If the French vision of American food had been unclear before, after this particular sandwich run in, it was very clear. For the French, there was no point in glorifying this version of junk street food, when they could just call it what they thought it represented: America.

As a nation, we have often been at the bottom of the list of culinary tradition. Sure, at home we’ve created a foodie culture and mastered combining dishes from around the world, but abroad, there remains a view that we’re all about pizza, hot dogs and chips. Our global foodie reputation is defined more by sugar and fat than by local ingredients with a cosmopolitan twist.

In fact, enter any “American” food store in another country and you’ll get a handful of classic ingredients. I’ve seen everything from swirled jars of peanut butter and jelly to marshmallow cream (things my American counterparts would never dream of buying at home), and much less abroad. But the international crowd loves this stuff. One of my best Swedish friends has specifically requested that next time I come visit she wants Reese’s Miniatures and several bags of Sour Patch Kids.

What is it that has made the rest of the world crave some of our most terrible exports and glaze over our more respectable creations? You don’t see Alice Waters shrines or bookshelves stocked with Mark Bittman translations abroad, but you’ll most certainly come across a sampling of the following.


McDonald’s has swept the world like a virus, but it’s not just Big Macs that have made their way around the world. Grab an “American” menu in Southeast Asia and you’re sure to find some version of a meat patty wrapped in a bun. For some reason this American classic has other people hooked, albeit poor spellings on menus and misconceptions of what a bun should look like.


It’s not just chips in general, but there’s something about “once you pop you can’t stop,” that has seduced the international consumer. Turns out they’re marketed in at least a hundred countries and bring in $1 billion in sales. Sure, in other countries the packaging is often smaller,  because other places know better than to serve up ten servings in one container that we’re sure to down in a single sitting — but those brightly colored canisters with the goofy, mustached man are all over the place.

Mediocre – yet complicated – coffee drinks

Leave it to the global coffee chain Starbucks to make it perfectly acceptable to order a caramel machiatto in countries where coffee consumption is holy. The result is, well, abhorrent. Thanks to the chain it’s trendy to cruise the streets of Paris with a disposable cup and you can now buy Frappacinos in Guatemala. The company’s new instant product alone was responsible for $100 million in global sales last year.

Peanut Butter

It seems like such a staple product and yet for many it’s a luxury. Some love it and some hate it, but peanut butter to Europeans is just as exotic as caviar and foie gras are to many Americans. Try tracking it down outside of the U.S. and you’ll have a difficult time, and yet somehow, everyone knows about it. A former, very typical French roommate of mine (he wouldn’t dream of keeping his smelly cheeses in the refrigerator), thought there was nothing better on his weekend brioche than some good old Jiffy, imported by friends of course.
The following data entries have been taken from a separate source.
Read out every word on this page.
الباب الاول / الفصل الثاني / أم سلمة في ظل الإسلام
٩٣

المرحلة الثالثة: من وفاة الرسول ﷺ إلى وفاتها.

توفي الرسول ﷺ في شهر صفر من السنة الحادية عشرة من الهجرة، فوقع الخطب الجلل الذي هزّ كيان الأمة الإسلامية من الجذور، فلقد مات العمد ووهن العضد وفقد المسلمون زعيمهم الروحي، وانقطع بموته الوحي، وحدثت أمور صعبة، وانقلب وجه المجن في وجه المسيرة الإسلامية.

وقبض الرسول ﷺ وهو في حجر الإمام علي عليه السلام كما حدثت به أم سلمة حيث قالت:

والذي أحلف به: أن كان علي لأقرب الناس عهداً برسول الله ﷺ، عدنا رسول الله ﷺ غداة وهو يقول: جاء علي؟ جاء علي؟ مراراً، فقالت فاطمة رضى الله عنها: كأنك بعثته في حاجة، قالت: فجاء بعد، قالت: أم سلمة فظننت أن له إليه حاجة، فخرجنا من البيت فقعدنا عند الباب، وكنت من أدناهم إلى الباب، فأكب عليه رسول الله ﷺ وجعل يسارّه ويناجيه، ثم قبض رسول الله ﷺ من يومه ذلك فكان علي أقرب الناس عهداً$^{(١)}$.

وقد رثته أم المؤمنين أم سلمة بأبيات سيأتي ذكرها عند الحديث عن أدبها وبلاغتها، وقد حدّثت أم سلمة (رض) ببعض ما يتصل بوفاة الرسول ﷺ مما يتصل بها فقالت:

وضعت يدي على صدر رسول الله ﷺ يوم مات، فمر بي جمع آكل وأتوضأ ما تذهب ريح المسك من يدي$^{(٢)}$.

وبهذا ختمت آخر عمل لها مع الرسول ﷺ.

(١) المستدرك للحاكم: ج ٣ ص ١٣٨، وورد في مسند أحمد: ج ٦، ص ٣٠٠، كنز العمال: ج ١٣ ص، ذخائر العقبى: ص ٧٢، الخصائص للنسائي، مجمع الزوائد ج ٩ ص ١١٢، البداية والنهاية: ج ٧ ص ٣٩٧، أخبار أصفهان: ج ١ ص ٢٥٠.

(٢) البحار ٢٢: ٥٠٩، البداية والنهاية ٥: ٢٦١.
But forget our foodie reputation for a second.

Although it would be great to be known for all the fantastic, organic and healthy items that many American chefs whip up on a daily basis, wanting to be respected for our food culture is almost a little vain. What we should be more concerned with is how we’re physically impacting the rest of the world.

With obesity rates skyrocketing around the world, and often attributed to imported food, maybe it’s time we took a step back and asked ourselves what we want our global food influence to be.

Hot dogs and high fructose corn syrup? Changing what’s on our plates at home has a larger influence than we may think.

Originally published here.

Written by Anna Brones

March 31, 2011 at 07:07

Today I’m Dreaming Of…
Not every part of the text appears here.